Беверли снова кивнул, на этот раз медленнее, но выражение лица не изменилось. Робинсон скрестил ступни.
Беверли произнес:
— В ваши обязанности будет входить отбор фотографий для этого журнала. — Он указал на соседний стол, заваленный снимками.
— Вы уверены, что вам это по плечу?
Робинсон взглянул на верхнюю фотографию, изображавшую женщину, одетую во что-то вроде циркового костюма. На рыхлой коже толстым слоем лежала пудра, на ресницах висели хлопья туши.
— Да, конечно. То есть, я имею в виду, мне кажется, у меня могло бы получиться.
— Гм. Хорошо, Робинсон. Спасибо, что пришли. Мы вас известим. Пройдите вон туда. — Беверли снова пожал Робинсону руку и отвернулся.
Робинсон направился к лифту. Он знал, что не получит эту работу, а даже если бы и получил, то скоро возненавидел бы ее. Выйдя на улицу, он пошел против потока лиц с пустыми глазами и непрерывно жующими ртами. Такси проехало по крышке канализационного люка — клинк-кланк. Из ямы, вырытой на углу улицы, поднимался пар. Мир был похож на головоломку, в которой недоставало половины фрагментов. Какой смысл во всех этих одинаковых серых зданиях и в этом грязном небе?
Дома он залил яйцом оставшееся от вчерашнего обеда мясо и стал механически жевать, глядя в «Дейли Ньюз» и слушая радио. Потом приготовил чашку растворимого кофе, унес ее в уютный угол, где стояло кресло. Рядом на столике лежала книжка в бумажной обложке, на которой был изображен молодой человек с обнаженным бронзовым мускулистым торсом, поражающий ятаганом чудовищного летучего вепря. За его спиной пряталась девица, чью грудь прикрывали металлические пластинки, а на заднем плане виднелся парусник. Робинсон нашел место, где остановился в прошлый раз, перегнул переплет книжки, чтобы она не закрывалась, и углубился в чтение. «Среди ночи, — читал он, — юный моряк вздрогнул и проснулся…»

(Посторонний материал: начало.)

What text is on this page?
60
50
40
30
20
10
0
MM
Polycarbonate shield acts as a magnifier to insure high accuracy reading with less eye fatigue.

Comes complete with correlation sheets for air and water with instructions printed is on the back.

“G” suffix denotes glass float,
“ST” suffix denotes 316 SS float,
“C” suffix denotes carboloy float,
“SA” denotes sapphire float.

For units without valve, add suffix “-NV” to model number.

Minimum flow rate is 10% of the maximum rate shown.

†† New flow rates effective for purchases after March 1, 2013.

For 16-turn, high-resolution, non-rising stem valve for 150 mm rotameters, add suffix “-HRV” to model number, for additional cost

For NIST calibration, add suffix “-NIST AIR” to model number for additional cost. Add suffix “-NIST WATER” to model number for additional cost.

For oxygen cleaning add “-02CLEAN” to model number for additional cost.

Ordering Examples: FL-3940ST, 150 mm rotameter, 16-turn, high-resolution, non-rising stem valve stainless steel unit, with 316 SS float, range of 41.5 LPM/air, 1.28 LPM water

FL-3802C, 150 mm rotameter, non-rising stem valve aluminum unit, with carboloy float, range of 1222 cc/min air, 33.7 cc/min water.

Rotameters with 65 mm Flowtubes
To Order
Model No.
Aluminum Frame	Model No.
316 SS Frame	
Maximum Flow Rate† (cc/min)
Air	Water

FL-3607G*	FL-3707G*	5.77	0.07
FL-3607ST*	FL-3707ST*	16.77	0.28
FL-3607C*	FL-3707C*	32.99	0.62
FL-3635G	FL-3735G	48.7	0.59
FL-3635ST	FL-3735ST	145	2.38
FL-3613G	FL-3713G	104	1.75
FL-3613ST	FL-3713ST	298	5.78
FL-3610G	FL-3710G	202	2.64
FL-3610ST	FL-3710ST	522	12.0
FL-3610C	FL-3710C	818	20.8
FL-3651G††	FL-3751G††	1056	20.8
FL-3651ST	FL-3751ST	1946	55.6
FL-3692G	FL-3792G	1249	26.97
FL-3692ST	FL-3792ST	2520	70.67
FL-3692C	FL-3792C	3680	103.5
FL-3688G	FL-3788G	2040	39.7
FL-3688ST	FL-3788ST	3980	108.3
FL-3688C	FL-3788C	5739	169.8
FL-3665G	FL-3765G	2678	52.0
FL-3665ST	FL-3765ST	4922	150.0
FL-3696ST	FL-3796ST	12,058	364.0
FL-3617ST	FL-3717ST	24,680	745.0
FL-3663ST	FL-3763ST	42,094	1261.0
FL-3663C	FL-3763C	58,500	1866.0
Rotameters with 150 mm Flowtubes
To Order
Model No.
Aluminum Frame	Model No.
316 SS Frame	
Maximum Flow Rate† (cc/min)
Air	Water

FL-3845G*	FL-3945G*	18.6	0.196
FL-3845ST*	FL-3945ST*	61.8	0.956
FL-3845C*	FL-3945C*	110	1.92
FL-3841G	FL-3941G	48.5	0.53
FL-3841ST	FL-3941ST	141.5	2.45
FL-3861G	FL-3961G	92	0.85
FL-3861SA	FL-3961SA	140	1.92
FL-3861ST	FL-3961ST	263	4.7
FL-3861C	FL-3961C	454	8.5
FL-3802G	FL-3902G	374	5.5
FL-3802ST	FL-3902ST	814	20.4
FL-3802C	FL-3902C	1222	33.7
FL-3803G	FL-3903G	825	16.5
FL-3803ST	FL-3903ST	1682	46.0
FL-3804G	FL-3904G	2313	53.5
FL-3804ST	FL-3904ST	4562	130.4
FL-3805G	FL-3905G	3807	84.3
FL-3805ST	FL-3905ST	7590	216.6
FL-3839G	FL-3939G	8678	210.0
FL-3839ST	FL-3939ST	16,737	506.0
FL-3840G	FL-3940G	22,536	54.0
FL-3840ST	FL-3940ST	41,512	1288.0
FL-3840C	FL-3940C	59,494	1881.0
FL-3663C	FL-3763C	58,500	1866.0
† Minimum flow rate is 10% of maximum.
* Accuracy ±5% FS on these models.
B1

Он заснул, сидя на стуле, и теперь чувствовал, что у него одеревенела шея и затекли ноги. Аким встал, походил по каюте, насколько позволяли ее размеры, но этого ему показалось мало, и он вышел в коридор. Корабль был погружен в темноту и безмолвие. Повинуясь внезапному порыву, он взбежал по трапу к призрачному ночному небу. Палуба была залита лунным светом. На фор-марсе светился красный огонек — дозорный курил свою трубку. Это, должно быть, Райлох, его двоюродный брат с таким же бычьим лицом, как у его отца, Занида и прочих родственников. На всем этом проклятом корабле нет ни единого человека, с кем можно было бы поговорить, кто мог бы понять его чувства.